On 31 January 2008 the state filed its response to the petition, arguing that the petitioners were seeking to exploit the difficult situation in which they found themselves for the sole purpose of “changing their place of residence” to the West Bank. The state argued that the mother’s condition did not require her to remain in the West Bank. This claim was based on a telephone conversation between the Legal Advisor for the West Bank and the Health Coordinator in the Civil Administration, Ms. Dalia Bassa, without the mother having been examined by a physician on the state’s behalf. The state added that as and when it was presented with medical documents testifying to an unequivocal medical necessity for the mother to remain in the West Bank, it would be willing to permit the children to cross to the area.
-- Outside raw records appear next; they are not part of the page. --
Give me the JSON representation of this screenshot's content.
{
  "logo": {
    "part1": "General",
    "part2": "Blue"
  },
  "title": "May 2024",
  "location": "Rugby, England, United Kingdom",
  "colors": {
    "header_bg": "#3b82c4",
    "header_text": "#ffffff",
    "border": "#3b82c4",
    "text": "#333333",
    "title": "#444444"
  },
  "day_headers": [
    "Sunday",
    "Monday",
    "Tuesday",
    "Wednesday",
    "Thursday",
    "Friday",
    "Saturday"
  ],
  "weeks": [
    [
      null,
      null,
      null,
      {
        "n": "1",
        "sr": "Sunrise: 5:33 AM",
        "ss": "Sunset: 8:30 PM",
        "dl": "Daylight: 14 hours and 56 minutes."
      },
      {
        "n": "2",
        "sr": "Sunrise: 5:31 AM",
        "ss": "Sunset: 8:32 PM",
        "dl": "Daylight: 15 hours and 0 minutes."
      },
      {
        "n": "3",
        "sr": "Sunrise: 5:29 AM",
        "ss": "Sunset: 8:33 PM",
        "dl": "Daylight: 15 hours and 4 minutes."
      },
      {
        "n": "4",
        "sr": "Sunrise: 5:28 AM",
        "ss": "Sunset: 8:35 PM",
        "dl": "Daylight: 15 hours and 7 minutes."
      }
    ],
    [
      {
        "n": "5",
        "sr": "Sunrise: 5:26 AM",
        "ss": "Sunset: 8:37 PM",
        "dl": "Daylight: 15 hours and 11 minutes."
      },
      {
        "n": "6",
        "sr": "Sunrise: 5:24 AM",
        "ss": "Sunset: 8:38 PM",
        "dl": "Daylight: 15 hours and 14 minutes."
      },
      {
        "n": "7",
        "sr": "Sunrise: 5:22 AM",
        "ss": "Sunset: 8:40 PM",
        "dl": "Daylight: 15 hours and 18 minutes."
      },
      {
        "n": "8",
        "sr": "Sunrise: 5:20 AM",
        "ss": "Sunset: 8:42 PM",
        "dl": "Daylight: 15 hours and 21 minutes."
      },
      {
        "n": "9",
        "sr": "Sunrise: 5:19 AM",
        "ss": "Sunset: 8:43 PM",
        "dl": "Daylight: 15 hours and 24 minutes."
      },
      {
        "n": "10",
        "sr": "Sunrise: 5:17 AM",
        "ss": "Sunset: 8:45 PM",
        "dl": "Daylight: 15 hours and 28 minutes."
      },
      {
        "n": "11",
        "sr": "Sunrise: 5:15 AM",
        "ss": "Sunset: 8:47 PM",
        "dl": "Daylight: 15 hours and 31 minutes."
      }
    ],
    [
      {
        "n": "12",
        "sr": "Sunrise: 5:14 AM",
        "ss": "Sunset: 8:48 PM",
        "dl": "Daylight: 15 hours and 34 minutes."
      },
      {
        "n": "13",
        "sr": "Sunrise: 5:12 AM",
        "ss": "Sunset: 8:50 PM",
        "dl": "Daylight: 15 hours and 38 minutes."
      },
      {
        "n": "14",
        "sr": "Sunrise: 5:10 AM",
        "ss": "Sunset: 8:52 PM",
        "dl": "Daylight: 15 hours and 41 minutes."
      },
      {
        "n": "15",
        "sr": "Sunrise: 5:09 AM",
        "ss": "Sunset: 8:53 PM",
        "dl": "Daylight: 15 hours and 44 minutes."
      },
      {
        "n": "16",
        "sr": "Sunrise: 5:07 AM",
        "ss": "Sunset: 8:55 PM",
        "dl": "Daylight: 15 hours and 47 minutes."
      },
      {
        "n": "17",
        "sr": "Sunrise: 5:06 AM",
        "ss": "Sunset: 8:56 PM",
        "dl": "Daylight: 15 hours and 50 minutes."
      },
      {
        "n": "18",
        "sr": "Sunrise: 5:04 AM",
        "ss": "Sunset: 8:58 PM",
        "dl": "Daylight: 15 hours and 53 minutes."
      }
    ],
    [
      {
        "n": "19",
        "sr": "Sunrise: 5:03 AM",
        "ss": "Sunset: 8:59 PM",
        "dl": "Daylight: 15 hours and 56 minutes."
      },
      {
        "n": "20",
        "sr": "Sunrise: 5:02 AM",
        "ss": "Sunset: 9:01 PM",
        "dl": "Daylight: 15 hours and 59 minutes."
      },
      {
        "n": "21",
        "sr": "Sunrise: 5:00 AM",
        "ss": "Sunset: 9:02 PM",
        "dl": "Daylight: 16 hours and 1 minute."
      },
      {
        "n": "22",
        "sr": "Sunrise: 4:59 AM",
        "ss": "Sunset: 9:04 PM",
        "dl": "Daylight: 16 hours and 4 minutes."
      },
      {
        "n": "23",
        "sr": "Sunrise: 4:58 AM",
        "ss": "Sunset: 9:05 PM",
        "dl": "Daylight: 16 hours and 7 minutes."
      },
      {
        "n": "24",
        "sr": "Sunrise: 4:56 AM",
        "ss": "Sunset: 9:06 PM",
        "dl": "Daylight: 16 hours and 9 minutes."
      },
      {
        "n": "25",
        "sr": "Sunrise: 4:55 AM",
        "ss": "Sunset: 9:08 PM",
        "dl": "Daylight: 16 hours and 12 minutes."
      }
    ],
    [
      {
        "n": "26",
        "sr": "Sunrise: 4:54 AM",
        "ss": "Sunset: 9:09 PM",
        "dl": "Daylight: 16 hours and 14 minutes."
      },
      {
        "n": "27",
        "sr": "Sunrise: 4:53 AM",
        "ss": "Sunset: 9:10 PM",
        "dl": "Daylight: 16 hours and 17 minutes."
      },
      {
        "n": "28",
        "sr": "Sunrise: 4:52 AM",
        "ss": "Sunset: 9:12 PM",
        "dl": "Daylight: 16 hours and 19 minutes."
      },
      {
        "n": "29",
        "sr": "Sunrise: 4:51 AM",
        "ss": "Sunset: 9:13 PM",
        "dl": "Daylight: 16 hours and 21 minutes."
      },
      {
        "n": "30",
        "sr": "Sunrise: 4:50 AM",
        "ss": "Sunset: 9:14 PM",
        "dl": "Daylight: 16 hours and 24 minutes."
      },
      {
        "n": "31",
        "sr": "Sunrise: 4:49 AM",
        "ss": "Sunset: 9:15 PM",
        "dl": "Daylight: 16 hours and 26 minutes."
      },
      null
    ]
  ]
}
This would be conditional on an undertaking by the mother to return to the West Bank with her children on completion of treatment. While in the West Bank, she would receive permits whose renewal would be examined from time to time. 

The petitioners forwarded additional documents concerning their mother’s condition via HaMoked. On 12 February 2008 the state again argued that the appellants were merely seeking “to change their place of residence from the Gaza Strip to the West Bank” – as if the children were not living on their own in the Gaza Strip and did not wish to live together with their parents. The state added that the “Health Coordinator” in the Civil Administration had stated that the additional medical documents added nothing, and that “the condition of the petitioners' mother does not require her to remain in the West Bank of all places.” Only the Health Coordinator could explain the basis for this assertion. 

HaMoked filed its response on 13 February 2008, clarifying that the medical documents presented by the petitioners clearly show that it is important in medical terms that the mother continue her present treatment in the same location and with the same physician. Interruption of the current course of treatment is medically undesirable. Of the available options, HaMoked added, the possibility that the children should travel to the West Bank to be with their parents is preferable to the state’s proposal that the sick mother should interrupt her treatments and return to the Gaza Strip. On 20 February 2008 HaMoked filed a supplementary response detailing the opinion of a social worker who is acquainted with the children. The social worker emphasized that the children were in a difficult and serious condition. They were neglected, had distanced themselves from their friends, were afraid of human contact, suffering from separation anxiety, and on the verge of a nervous breakdown. Accordingly, the social worker established that it was extremely urgent that they be reunited with their parents. 

Following a hearing on 21 January 2008, the court established that the children could travel to the West Bank and stay with their parents. This was conditioned on their mother’s signing an undertaking to return to the Gaza Strip with the children on completion of medical treatment.